Par Fraternité Info le 20/05/2015 à 07:01 Voir l'article

Location à Cotonou : « Démarcheurs », interface entre locataires et propriétaires

Face à la forte demande et aux difficultés rencontrées par les locataires pour trouver des maisons à Cotonou, ces derniers sont obligés de faire recours aux agents immobiliers communément appelés « démarcheurs ».

Maisons à louer et/ou à vendre, business, ils sont sur tous les fronts. Mandatés par un propriétaire désireux de vendre ou de louer son bien, ils se chargent de trouver un acquéreur ou locataire. À partir des données recueillies (situation géographique des maisons, coût des charges et impôts, travaux budgétés ou à prévoir), ils établissent un accord avec le client sous la forme d’un mandat de vente ou de location dans lequel est précisé le prix souhaité. Il s’agit des agents immobiliers communément appelés « démarcheurs ». Zogbadjè, un quartier de la commune d’Abomey-Calavi, situé derrière l’Université d’Abomey-Calavi (Uac) est réputé pour ses logements estudiantins.
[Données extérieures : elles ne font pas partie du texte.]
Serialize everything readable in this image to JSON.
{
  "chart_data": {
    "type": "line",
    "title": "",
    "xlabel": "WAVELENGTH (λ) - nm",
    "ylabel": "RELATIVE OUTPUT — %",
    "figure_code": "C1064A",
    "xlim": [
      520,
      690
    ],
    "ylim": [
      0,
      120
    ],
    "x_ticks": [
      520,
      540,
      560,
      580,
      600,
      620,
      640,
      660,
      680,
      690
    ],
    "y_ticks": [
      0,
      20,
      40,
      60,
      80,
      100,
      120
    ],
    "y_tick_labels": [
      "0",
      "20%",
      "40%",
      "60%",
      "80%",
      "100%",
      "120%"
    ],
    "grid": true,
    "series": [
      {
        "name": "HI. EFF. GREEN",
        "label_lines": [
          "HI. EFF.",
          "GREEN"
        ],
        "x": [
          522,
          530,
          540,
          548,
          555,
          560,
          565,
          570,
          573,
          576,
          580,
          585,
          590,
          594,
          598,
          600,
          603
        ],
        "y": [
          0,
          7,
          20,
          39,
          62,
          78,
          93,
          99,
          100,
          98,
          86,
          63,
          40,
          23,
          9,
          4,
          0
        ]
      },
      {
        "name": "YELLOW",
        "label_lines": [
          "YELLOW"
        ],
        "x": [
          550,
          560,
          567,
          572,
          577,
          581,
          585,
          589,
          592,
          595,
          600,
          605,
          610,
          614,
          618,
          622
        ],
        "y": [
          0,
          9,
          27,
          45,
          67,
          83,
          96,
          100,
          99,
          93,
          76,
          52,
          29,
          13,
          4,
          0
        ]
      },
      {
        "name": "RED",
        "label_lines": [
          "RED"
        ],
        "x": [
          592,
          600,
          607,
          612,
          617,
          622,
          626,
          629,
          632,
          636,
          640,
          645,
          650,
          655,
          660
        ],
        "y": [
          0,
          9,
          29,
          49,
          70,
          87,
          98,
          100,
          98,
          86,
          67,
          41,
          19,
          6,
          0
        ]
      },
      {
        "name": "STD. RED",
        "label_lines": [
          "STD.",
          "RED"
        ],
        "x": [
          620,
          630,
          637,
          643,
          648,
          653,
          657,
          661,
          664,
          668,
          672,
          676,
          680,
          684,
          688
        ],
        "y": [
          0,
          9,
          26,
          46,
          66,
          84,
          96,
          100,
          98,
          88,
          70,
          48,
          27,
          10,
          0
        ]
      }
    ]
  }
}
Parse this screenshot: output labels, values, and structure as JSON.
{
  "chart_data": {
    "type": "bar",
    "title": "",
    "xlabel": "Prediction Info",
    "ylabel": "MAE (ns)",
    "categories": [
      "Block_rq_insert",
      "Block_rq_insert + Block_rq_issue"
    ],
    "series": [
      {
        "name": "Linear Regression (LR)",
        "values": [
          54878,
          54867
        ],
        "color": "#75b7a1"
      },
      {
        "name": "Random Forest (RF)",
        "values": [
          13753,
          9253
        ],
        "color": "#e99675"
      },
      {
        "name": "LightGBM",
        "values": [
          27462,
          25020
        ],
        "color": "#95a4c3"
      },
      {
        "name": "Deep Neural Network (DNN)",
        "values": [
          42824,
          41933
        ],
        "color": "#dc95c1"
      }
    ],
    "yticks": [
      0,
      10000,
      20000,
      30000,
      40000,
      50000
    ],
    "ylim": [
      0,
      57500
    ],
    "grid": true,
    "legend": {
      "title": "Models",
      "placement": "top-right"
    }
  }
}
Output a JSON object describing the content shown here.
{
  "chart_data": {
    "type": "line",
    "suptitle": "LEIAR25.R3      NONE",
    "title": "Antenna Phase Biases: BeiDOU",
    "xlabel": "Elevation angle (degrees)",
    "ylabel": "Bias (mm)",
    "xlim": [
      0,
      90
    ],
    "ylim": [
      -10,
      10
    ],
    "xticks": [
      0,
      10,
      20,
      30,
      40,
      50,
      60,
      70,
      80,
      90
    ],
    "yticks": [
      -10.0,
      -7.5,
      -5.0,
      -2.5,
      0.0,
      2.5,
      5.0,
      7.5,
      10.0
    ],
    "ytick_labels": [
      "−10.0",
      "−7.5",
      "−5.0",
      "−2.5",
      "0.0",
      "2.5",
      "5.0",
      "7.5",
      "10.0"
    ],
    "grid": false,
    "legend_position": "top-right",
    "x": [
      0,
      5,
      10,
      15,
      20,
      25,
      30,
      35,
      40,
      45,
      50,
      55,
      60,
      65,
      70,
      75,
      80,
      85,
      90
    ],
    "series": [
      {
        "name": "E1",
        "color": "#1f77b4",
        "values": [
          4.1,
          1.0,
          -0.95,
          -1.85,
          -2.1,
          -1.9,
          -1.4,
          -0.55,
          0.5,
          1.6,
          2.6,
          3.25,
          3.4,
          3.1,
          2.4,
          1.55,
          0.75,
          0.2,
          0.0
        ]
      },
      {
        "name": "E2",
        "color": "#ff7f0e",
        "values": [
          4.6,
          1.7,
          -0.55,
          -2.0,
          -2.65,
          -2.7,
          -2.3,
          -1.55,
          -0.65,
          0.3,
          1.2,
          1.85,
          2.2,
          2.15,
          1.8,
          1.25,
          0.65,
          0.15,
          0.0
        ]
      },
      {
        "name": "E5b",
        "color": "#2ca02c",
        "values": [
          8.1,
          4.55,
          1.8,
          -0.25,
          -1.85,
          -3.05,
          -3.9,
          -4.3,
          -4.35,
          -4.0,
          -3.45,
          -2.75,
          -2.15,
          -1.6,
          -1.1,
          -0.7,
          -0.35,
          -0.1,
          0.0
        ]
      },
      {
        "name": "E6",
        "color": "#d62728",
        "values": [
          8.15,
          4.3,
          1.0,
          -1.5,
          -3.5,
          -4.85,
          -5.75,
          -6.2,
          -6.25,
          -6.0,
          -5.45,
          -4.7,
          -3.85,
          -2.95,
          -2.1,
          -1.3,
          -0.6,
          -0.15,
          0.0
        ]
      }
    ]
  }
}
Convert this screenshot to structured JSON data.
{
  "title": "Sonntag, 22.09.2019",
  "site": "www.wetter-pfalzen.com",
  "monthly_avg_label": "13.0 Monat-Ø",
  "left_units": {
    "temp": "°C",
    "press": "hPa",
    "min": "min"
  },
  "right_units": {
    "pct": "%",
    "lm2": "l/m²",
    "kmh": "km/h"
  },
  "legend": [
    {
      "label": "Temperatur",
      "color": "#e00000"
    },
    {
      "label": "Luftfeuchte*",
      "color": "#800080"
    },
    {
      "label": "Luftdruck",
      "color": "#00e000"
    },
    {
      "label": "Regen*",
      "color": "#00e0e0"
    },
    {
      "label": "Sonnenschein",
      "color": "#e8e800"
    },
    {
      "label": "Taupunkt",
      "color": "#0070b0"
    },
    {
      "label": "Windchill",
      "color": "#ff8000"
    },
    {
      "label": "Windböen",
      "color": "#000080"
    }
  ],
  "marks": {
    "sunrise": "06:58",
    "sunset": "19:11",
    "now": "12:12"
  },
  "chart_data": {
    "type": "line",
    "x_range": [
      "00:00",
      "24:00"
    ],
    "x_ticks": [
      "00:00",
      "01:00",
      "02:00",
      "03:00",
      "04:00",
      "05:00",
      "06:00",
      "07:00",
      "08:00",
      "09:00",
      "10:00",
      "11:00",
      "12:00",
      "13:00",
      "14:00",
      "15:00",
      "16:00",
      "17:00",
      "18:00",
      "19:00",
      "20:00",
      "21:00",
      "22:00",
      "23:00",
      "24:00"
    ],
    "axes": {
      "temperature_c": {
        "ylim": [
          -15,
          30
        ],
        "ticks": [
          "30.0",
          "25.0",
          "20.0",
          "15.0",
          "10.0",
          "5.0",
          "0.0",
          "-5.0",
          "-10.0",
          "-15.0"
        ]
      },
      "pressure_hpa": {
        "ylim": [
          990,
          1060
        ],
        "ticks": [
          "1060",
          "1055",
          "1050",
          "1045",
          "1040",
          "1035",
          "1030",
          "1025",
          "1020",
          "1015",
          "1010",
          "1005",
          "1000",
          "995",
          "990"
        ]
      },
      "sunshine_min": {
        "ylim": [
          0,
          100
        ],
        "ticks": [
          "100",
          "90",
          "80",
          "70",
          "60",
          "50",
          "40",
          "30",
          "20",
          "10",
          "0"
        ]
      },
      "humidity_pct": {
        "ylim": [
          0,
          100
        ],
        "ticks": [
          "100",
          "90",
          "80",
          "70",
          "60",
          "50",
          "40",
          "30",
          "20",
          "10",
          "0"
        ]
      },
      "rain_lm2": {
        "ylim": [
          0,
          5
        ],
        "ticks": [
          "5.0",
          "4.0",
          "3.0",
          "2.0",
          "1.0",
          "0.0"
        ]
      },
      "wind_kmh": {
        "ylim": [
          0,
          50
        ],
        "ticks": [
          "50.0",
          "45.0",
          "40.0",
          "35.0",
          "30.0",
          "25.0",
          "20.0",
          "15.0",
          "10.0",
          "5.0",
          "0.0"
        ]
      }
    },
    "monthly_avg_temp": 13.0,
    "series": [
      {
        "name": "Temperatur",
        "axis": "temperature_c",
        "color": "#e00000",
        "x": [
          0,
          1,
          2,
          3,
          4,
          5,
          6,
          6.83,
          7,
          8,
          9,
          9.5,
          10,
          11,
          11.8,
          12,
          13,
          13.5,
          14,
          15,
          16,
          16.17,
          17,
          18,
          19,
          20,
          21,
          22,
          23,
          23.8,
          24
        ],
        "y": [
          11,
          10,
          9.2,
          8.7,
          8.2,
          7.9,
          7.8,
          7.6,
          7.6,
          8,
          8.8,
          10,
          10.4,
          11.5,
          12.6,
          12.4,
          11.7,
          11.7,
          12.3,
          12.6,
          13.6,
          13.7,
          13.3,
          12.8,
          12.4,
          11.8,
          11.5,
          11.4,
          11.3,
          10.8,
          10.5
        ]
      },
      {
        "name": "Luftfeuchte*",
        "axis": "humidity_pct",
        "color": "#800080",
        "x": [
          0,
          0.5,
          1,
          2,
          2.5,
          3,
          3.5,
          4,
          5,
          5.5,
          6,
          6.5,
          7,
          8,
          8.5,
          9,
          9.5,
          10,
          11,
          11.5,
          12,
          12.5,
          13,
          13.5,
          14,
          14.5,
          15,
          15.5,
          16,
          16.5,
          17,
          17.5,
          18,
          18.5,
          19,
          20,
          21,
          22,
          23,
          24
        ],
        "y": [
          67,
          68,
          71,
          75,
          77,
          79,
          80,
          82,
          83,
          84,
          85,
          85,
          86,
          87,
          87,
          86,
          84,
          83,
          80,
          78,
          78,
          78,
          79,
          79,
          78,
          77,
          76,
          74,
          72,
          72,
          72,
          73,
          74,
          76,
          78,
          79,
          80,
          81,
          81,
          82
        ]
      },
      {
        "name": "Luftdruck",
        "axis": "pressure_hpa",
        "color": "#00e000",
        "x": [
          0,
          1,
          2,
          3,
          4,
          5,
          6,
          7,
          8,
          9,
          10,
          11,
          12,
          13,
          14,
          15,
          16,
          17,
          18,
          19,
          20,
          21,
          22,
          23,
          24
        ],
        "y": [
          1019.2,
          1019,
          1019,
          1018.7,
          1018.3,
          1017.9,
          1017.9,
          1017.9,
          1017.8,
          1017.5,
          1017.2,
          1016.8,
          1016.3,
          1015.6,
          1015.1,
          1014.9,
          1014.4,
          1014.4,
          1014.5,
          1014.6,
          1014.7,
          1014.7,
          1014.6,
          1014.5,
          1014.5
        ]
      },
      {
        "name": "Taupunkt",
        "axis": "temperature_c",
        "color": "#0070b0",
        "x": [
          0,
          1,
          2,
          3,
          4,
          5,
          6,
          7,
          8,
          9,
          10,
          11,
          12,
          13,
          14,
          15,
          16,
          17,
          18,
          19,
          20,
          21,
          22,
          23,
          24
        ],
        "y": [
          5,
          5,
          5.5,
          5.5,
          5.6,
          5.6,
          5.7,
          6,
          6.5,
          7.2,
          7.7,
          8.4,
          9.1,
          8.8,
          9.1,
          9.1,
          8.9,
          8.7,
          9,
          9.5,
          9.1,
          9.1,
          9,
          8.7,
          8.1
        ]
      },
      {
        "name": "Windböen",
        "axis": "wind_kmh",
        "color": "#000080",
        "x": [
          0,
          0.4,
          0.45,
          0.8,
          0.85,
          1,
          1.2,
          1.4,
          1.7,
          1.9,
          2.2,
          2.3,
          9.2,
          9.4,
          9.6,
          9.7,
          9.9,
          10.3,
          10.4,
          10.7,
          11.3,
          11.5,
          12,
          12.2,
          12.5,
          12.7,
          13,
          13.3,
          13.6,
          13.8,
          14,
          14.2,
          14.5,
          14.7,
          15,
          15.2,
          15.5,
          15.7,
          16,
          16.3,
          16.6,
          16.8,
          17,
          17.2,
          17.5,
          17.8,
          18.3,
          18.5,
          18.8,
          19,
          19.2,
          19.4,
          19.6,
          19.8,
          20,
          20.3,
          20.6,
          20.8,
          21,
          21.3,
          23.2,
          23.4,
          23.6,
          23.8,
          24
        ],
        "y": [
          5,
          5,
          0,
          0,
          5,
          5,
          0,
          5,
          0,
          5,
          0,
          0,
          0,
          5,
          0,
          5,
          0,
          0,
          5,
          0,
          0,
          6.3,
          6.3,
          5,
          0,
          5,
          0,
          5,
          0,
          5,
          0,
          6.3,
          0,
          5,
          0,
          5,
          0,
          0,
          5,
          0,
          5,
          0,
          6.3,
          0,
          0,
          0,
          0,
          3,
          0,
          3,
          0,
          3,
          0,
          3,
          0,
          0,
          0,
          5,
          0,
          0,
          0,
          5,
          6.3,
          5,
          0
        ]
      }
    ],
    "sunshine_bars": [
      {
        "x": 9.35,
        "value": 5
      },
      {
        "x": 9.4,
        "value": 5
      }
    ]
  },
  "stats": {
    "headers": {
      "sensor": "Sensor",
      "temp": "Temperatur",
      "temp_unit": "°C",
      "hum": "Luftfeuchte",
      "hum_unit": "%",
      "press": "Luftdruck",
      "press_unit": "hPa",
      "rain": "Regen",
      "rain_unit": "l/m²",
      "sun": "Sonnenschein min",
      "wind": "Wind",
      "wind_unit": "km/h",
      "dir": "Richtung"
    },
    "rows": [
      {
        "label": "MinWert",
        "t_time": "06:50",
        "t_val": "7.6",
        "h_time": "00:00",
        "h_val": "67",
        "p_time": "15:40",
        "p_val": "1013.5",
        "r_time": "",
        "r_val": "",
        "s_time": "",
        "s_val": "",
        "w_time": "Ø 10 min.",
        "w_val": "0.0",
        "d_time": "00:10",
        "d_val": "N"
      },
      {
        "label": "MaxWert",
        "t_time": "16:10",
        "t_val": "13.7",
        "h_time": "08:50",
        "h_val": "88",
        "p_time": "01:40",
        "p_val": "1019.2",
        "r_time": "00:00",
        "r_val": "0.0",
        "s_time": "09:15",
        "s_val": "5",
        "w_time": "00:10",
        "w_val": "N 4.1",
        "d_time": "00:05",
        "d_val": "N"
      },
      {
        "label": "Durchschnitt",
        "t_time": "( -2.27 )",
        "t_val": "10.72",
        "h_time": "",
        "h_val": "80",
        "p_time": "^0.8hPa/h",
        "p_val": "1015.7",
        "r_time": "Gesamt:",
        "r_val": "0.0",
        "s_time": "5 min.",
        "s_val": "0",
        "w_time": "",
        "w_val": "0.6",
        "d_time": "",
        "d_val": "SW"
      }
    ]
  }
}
Alao dit le « chercheur », un des agents immobiliers les plus connus du coin n’a pas de bureau, son lieu de travail se résume à une masure construite en contre-plaqué. Habillé d’un long boubou, il nous gratifie d’un large sourire, laissant voir une denture ébréchée et jaunie par le cola. Il n’aime pas être appelé agent immobilier, ne l’étant d’ailleurs pas. Il préfère le terme ‘’démarcheur’’, intermédiaire très actif entre les propriétaires de maisons et les clients.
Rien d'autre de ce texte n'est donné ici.